Thursday, January 24, 2008

Mats Gustafsson - Solos for Contrabass Saxophone


An urgent instant message from my Auntie Irene:

This is it: the single best album of improvised avant-garde contrabass saxophone solos you've never heard. I know, I know: heresy! But hear me out. That Dirk Bogard & The Nihilistic Prairie Iguanas' triple-CD set? Toss it out. Meditations In An Olive Garden by David Crosby? Give him a kick in the cunt cuz he ain't worth the ass-grease his mom sucked down before shitting him out. Those contrabass saxophone solos you've been loading into your Mac down in the basement? Give up; Heather Mills has got more legs.

What, you don't play? Shit, Millie, get on the good foot! Contrabass saxophone is where it's at and me, I'm always where it's at, waiting for you to get on the bus and get down here! Jumpin' jerkoffs, on my block every home's got one. The whole family sits around on the porch just a-tootin' and a-grinnin! Like so:


But see, Mats here, he's from Sweden and he's got very different ideas about how to play improvised avant-garde contrabass saxophone solos! It's not your usual run of the mill improvised avant-garde contrabass saxophone solo cliched shit. For one, he plays it in a church. Besides that he warms up by getting all these great breathy noises out of the thing, sounding at times like a gently babbling brook that happens to be playing a seven foot saxophone. Add in some slow dark blues, barge horn blasts, lycanthropian howls and Brobdingnagian gas attacks and you got yourself a soundtrack for your next cookout!

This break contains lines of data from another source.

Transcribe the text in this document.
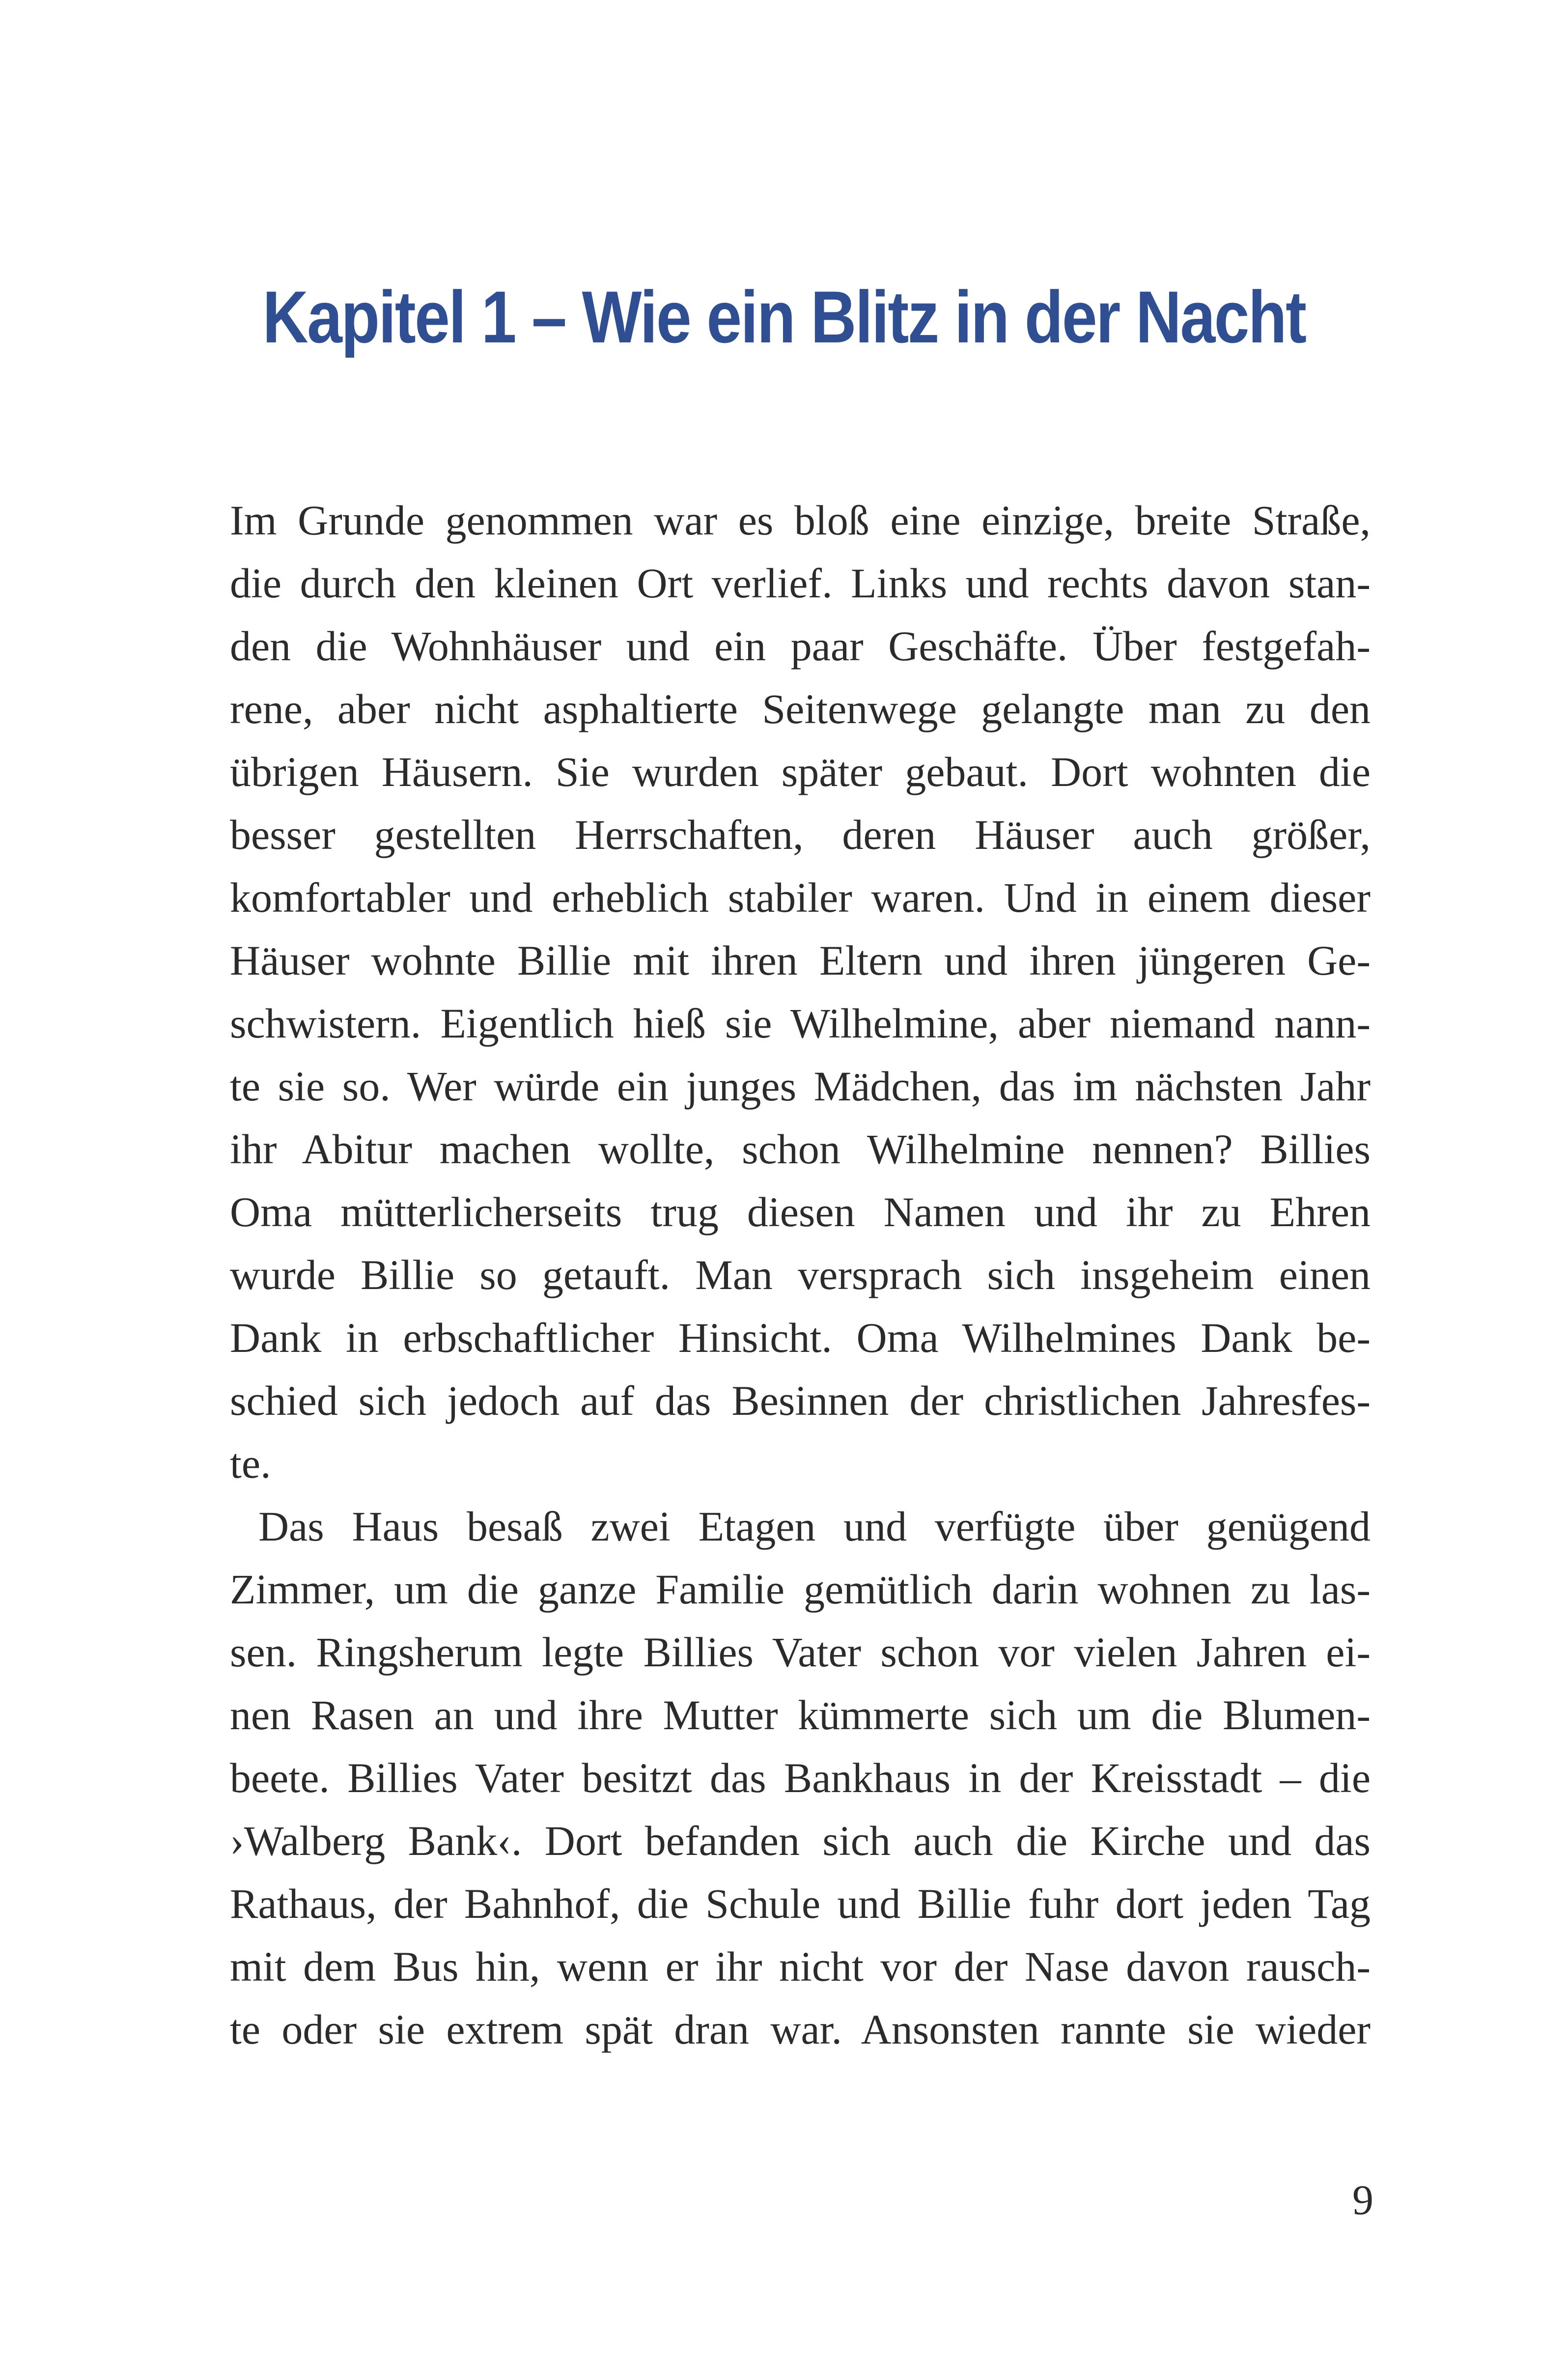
Kapitel 1 – Wie ein Blitz in der Nacht
Im Grunde genommen war es bloß eine einzige, breite Straße,
die durch den kleinen Ort verlief. Links und rechts davon stan-
den die Wohnhäuser und ein paar Geschäfte. Über festgefah-
rene, aber nicht asphaltierte Seitenwege gelangte man zu den
übrigen Häusern. Sie wurden später gebaut. Dort wohnten die
besser gestellten Herrschaften, deren Häuser auch größer,
komfortabler und erheblich stabiler waren. Und in einem dieser
Häuser wohnte Billie mit ihren Eltern und ihren jüngeren Ge-
schwistern. Eigentlich hieß sie Wilhelmine, aber niemand nann-
te sie so. Wer würde ein junges Mädchen, das im nächsten Jahr
ihr Abitur machen wollte, schon Wilhelmine nennen? Billies
Oma mütterlicherseits trug diesen Namen und ihr zu Ehren
wurde Billie so getauft. Man versprach sich insgeheim einen
Dank in erbschaftlicher Hinsicht. Oma Wilhelmines Dank be-
schied sich jedoch auf das Besinnen der christlichen Jahresfes-
te.
Das Haus besaß zwei Etagen und verfügte über genügend
Zimmer, um die ganze Familie gemütlich darin wohnen zu las-
sen. Ringsherum legte Billies Vater schon vor vielen Jahren ei-
nen Rasen an und ihre Mutter kümmerte sich um die Blumen-
beete. Billies Vater besitzt das Bankhaus in der Kreisstadt – die
›Walberg Bank‹. Dort befanden sich auch die Kirche und das
Rathaus, der Bahnhof, die Schule und Billie fuhr dort jeden Tag
mit dem Bus hin, wenn er ihr nicht vor der Nase davon rausch-
te oder sie extrem spät dran war. Ansonsten rannte sie wieder
9
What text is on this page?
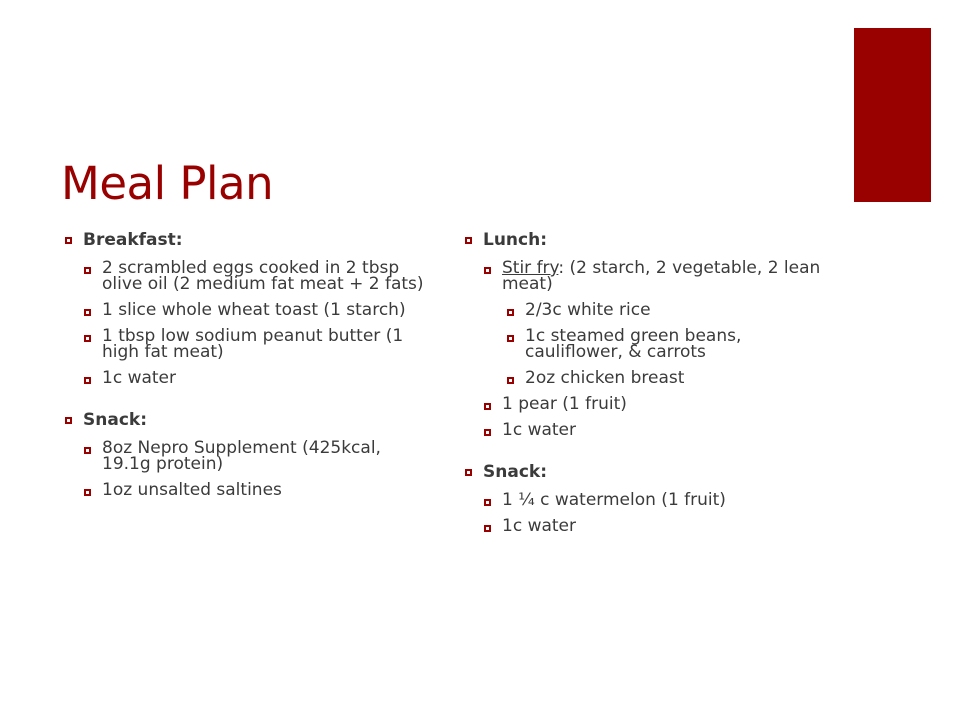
Meal Plan
Breakfast:
2 scrambled eggs cooked in 2 tbsp olive oil (2 medium fat meat + 2 fats)
1 slice whole wheat toast (1 starch)
1 tbsp low sodium peanut butter (1 high fat meat)
1c water
Snack:
8oz Nepro Supplement (425kcal, 19.1g protein)
1oz unsalted saltines
Lunch:
Stir fry: (2 starch, 2 vegetable, 2 lean meat)
2/3c white rice
1c steamed green beans, cauliflower, & carrots
2oz chicken breast
1 pear (1 fruit)
1c water
Snack:
1 ¼ c watermelon (1 fruit)
1c water
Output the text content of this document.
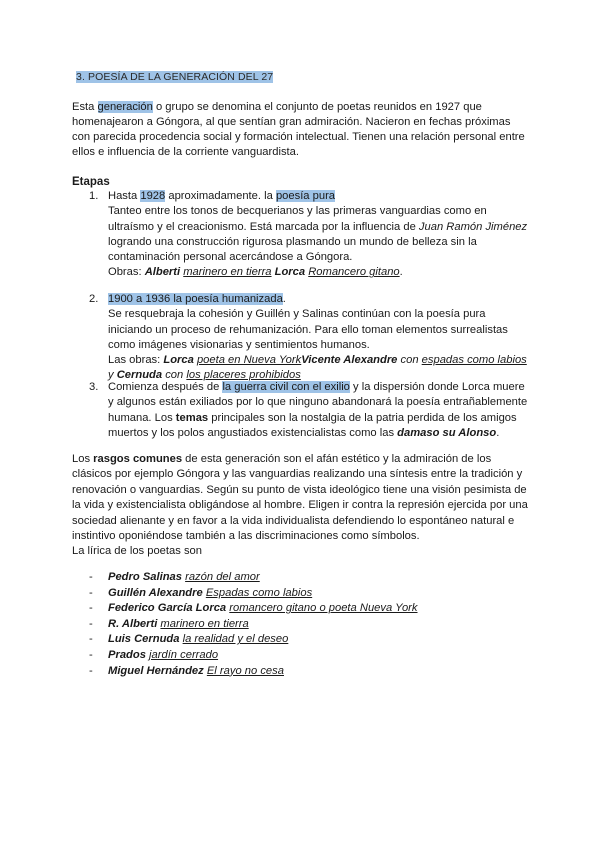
3. POESÍA DE LA GENERACIÓN DEL 27
Esta generación o grupo se denomina el conjunto de poetas reunidos en 1927 que
homenajearon a Góngora, al que sentían gran admiración. Nacieron en fechas próximas
con parecida procedencia social y formación intelectual. Tienen una relación personal entre
ellos e influencia de la corriente vanguardista.
Etapas
1. Hasta 1928 aproximadamente. la poesía pura
Tanteo entre los tonos de becquerianos y las primeras vanguardias como en
ultraísmo y el creacionismo. Está marcada por la influencia de Juan Ramón Jiménez
logrando una construcción rigurosa plasmando un mundo de belleza sin la
contaminación personal acercándose a Góngora.
Obras: Alberti marinero en tierra Lorca Romancero gitano.
2. 1900 a 1936 la poesía humanizada.
Se resquebraja la cohesión y Guillén y Salinas continúan con la poesía pura
iniciando un proceso de rehumanización. Para ello toman elementos surrealistas
como imágenes visionarias y sentimientos humanos.
Las obras: Lorca poeta en Nueva YorkVicente Alexandre con espadas como labios
y Cernuda con los placeres prohibidos
3. Comienza después de la guerra civil con el exilio y la dispersión donde Lorca muere
y algunos están exiliados por lo que ninguno abandonará la poesía entrañablemente
humana. Los temas principales son la nostalgia de la patria perdida de los amigos
muertos y los polos angustiados existencialistas como las damaso su Alonso.
Los rasgos comunes de esta generación son el afán estético y la admiración de los
clásicos por ejemplo Góngora y las vanguardias realizando una síntesis entre la tradición y
renovación o vanguardias. Según su punto de vista ideológico tiene una visión pesimista de
la vida y existencialista obligándose al hombre. Eligen ir contra la represión ejercida por una
sociedad alienante y en favor a la vida individualista defendiendo lo espontáneo natural e
instintivo oponiéndose también a las discriminaciones como símbolos.
La lírica de los poetas son
- Pedro Salinas razón del amor
- Guillén Alexandre Espadas como labios
- Federico García Lorca romancero gitano o poeta Nueva York
- R. Alberti marinero en tierra
- Luis Cernuda la realidad y el deseo
- Prados jardín cerrado
- Miguel Hernández El rayo no cesa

Can't find it? Oh, that's right; it was only issued as a limited edition silkscreened transparent one-sided 12" record so it might be a bit hard to come by. Well, blow a record geek or hie yourself up to Sweden cuz it's probably worth the fuss; it's spelunkingly eerie, atmospheric and mildly terrifying. Your girlfriend will probably hate it but if you made it to the end of this review you don't have one anyway.